Beyond here lie dragons

Rounds get longer over time

Jerry Stratton, February 10, 2009

Greg Porter has just posted a fascinating idea for keeping combat from dragging on the Forge. His idea is that each round is longer than the previous one. Everyone involved has a greater movement and a greater chance of successful action than in the previous round.

  • Each round of combat (or any time-critical game situation) is twice as long as the last one
  • You can move further than normal in these longer rounds
  • You do not get more actions in these longer rounds
  • You do get a bonus to skill use proportional to the length of the round, as befits the game system in question

This means that outside forces can come into play—as they often do in the movies—without having to be synchronized to the extremely short times of the normal conflict round. The conflict will naturally encompass more and more space as movement goes up.

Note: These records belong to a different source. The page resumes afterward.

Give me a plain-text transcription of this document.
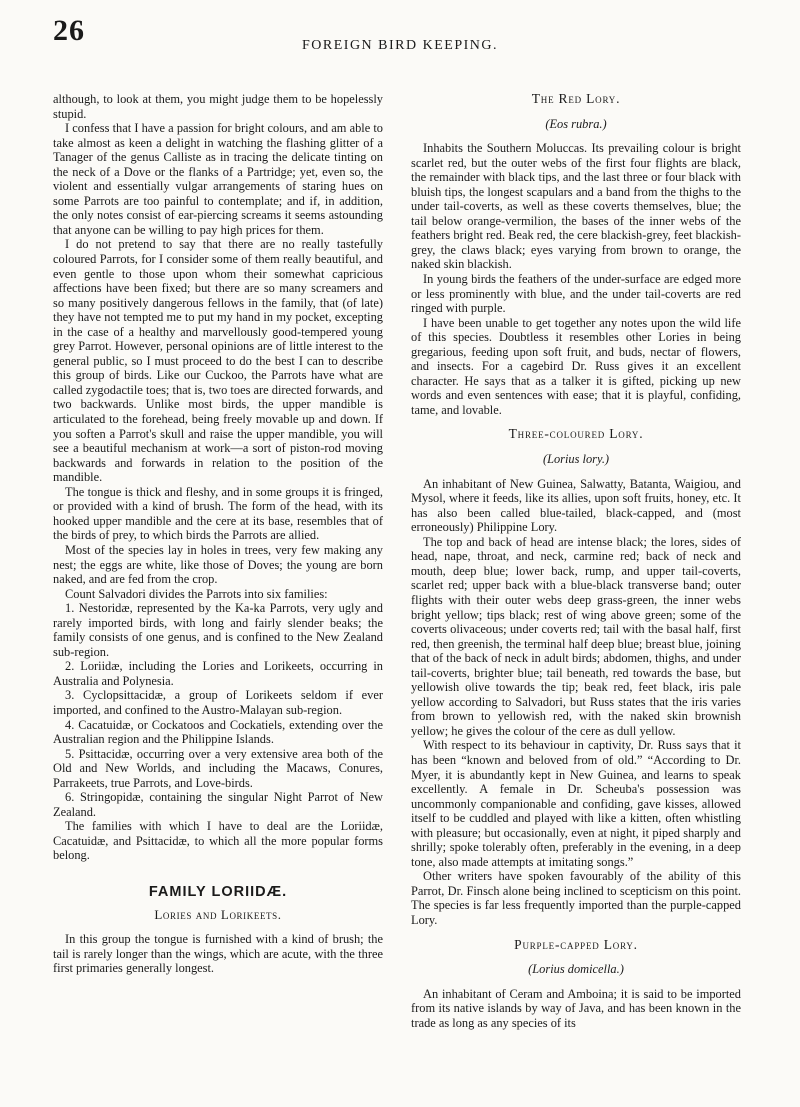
26	FOREIGN BIRD KEEPING.

although, to look at them, you might judge them to be hopelessly stupid.

I confess that I have a passion for bright colours, and am able to take almost as keen a delight in watching the flashing glitter of a Tanager of the genus Calliste as in tracing the delicate tinting on the neck of a Dove or the flanks of a Partridge; yet, even so, the violent and essentially vulgar arrangements of staring hues on some Parrots are too painful to contemplate; and if, in addition, the only notes consist of ear-piercing screams it seems astounding that anyone can be willing to pay high prices for them.

I do not pretend to say that there are no really tastefully coloured Parrots, for I consider some of them really beautiful, and even gentle to those upon whom their somewhat capricious affections have been fixed; but there are so many screamers and so many positively dangerous fellows in the family, that (of late) they have not tempted me to put my hand in my pocket, excepting in the case of a healthy and marvellously good-tempered young grey Parrot. However, personal opinions are of little interest to the general public, so I must proceed to do the best I can to describe this group of birds. Like our Cuckoo, the Parrots have what are called zygodactile toes; that is, two toes are directed forwards, and two backwards. Unlike most birds, the upper mandible is articulated to the forehead, being freely movable up and down. If you soften a Parrot's skull and raise the upper mandible, you will see a beautiful mechanism at work—a sort of piston-rod moving backwards and forwards in relation to the position of the mandible.

The tongue is thick and fleshy, and in some groups it is fringed, or provided with a kind of brush. The form of the head, with its hooked upper mandible and the cere at its base, resembles that of the birds of prey, to which birds the Parrots are allied.

Most of the species lay in holes in trees, very few making any nest; the eggs are white, like those of Doves; the young are born naked, and are fed from the crop.

Count Salvadori divides the Parrots into six families:

1. Nestoridæ, represented by the Ka-ka Parrots, very ugly and rarely imported birds, with long and fairly slender beaks; the family consists of one genus, and is confined to the New Zealand sub-region.

2. Loriidæ, including the Lories and Lorikeets, occurring in Australia and Polynesia.

3. Cyclopsittacidæ, a group of Lorikeets seldom if ever imported, and confined to the Austro-Malayan sub-region.

4. Cacatuidæ, or Cockatoos and Cockatiels, extending over the Australian region and the Philippine Islands.

5. Psittacidæ, occurring over a very extensive area both of the Old and New Worlds, and including the Macaws, Conures, Parrakeets, true Parrots, and Love-birds.

6. Stringopidæ, containing the singular Night Parrot of New Zealand.

The families with which I have to deal are the Loriidæ, Cacatuidæ, and Psittacidæ, to which all the more popular forms belong.

FAMILY LORIIDÆ.

Lories and Lorikeets.

In this group the tongue is furnished with a kind of brush; the tail is rarely longer than the wings, which are acute, with the three first primaries generally longest.

The Red Lory.

(Eos rubra.)

Inhabits the Southern Moluccas. Its prevailing colour is bright scarlet red, but the outer webs of the first four flights are black, the remainder with black tips, and the last three or four black with bluish tips, the longest scapulars and a band from the thighs to the under tail-coverts, as well as these coverts themselves, blue; the tail below orange-vermilion, the bases of the inner webs of the feathers bright red. Beak red, the cere blackish-grey, feet blackish-grey, the claws black; eyes varying from brown to orange, the naked skin blackish.

In young birds the feathers of the under-surface are edged more or less prominently with blue, and the under tail-coverts are red ringed with purple.

I have been unable to get together any notes upon the wild life of this species. Doubtless it resembles other Lories in being gregarious, feeding upon soft fruit, and buds, nectar of flowers, and insects. For a cagebird Dr. Russ gives it an excellent character. He says that as a talker it is gifted, picking up new words and even sentences with ease; that it is playful, confiding, tame, and lovable.

Three-coloured Lory.

(Lorius lory.)

An inhabitant of New Guinea, Salwatty, Batanta, Waigiou, and Mysol, where it feeds, like its allies, upon soft fruits, honey, etc. It has also been called blue-tailed, black-capped, and (most erroneously) Philippine Lory.

The top and back of head are intense black; the lores, sides of head, nape, throat, and neck, carmine red; back of neck and mouth, deep blue; lower back, rump, and upper tail-coverts, scarlet red; upper back with a blue-black transverse band; outer flights with their outer webs deep grass-green, the inner webs bright yellow; tips black; rest of wing above green; some of the coverts olivaceous; under coverts red; tail with the basal half, first red, then greenish, the terminal half deep blue; breast blue, joining that of the back of neck in adult birds; abdomen, thighs, and under tail-coverts, brighter blue; tail beneath, red towards the base, but yellowish olive towards the tip; beak red, feet black, iris pale yellow according to Salvadori, but Russ states that the iris varies from brown to yellowish red, with the naked skin brownish yellow; he gives the colour of the cere as dull yellow.

With respect to its behaviour in captivity, Dr. Russ says that it has been “known and beloved from of old.” “According to Dr. Myer, it is abundantly kept in New Guinea, and learns to speak excellently. A female in Dr. Scheuba's possession was uncommonly companionable and confiding, gave kisses, allowed itself to be cuddled and played with like a kitten, often whistling with pleasure; but occasionally, even at night, it piped sharply and shrilly; spoke tolerably often, preferably in the evening, in a deep tone, also made attempts at imitating songs.”

Other writers have spoken favourably of the ability of this Parrot, Dr. Finsch alone being inclined to scepticism on this point. The species is far less frequently imported than the purple-capped Lory.

Purple-capped Lory.

(Lorius domicella.)

An inhabitant of Ceram and Amboina; it is said to be imported from its native islands by way of Java, and has been known in the trade as long as any species of its
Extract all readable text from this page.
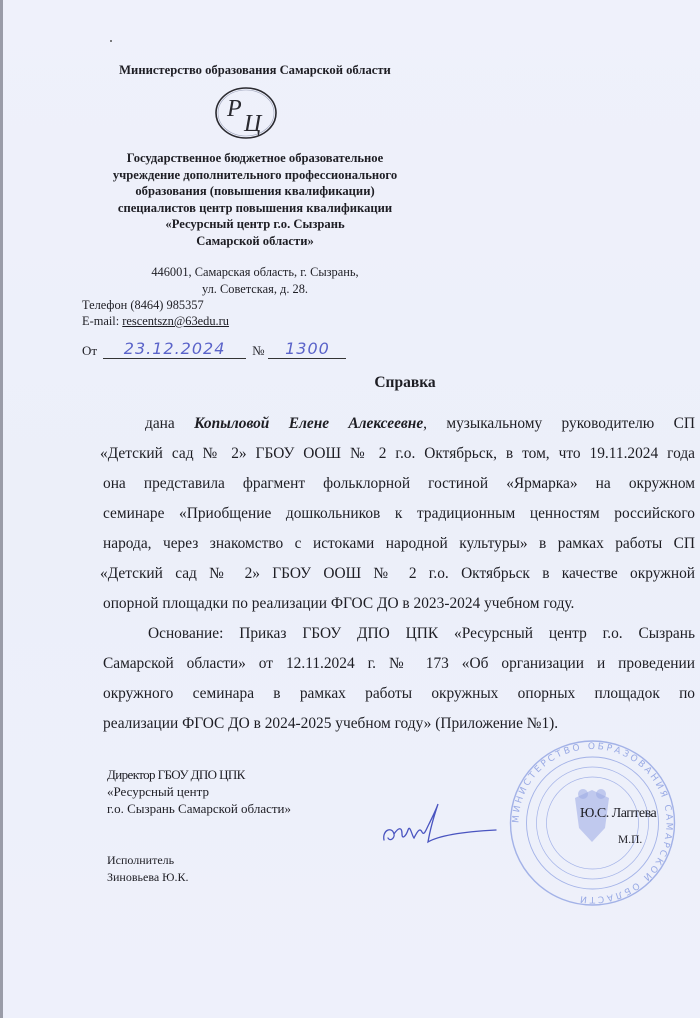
Министерство образования Самарской области
Р
Ц
Государственное бюджетное образовательное
учреждение дополнительного профессионального
образования (повышения квалификации)
специалистов центр повышения квалификации
«Ресурсный центр г.о. Сызрань
Самарской области»
446001, Самарская область, г. Сызрань,
ул. Советская, д. 28.
Телефон (8464) 985357
E-mail: rescentszn@63edu.ru
От	23.12.2024	№	1300
Справка
дана Копыловой Елене Алексеевне, музыкальному руководителю СП
«Детский сад № 2» ГБОУ ООШ № 2 г.о. Октябрьск, в том, что 19.11.2024 года
она представила фрагмент фольклорной гостиной «Ярмарка» на окружном
семинаре «Приобщение дошкольников к традиционным ценностям российского
народа, через знакомство с истоками народной культуры» в рамках работы СП
«Детский сад № 2» ГБОУ ООШ № 2 г.о. Октябрьск в качестве окружной
опорной площадки по реализации ФГОС ДО в 2023-2024 учебном году.
Основание: Приказ ГБОУ ДПО ЦПК «Ресурсный центр г.о. Сызрань
Самарской области» от 12.11.2024 г. № 173 «Об организации и проведении
окружного семинара в рамках работы окружных опорных площадок по
реализации ФГОС ДО в 2024-2025 учебном году» (Приложение №1).
Директор ГБОУ ДПО ЦПК
«Ресурсный центр
г.о. Сызрань Самарской области»
МИНИСТЕРСТВО ОБРАЗОВАНИЯ САМАРСКОЙ ОБЛАСТИ
Ю.С. Лаптева
М.П.
Исполнитель
Зиновьева Ю.К.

It completely removes the possibility of endless conflicts when the success probability is low. As the conflict grows, the success probability also grows.

Such a system would be especially useful in an initiative-less system such as Gods & Monsters, since initiative will make less and less sense as rounds get longer and longer. Warriors would especially be able to make use of their attack bonuses by moving them into their combat pool in order to spend them on increased damage, more attacks, and other advantages.

I’m going to start thinking about this and what it affects. If you give it a try, let me know how it works out.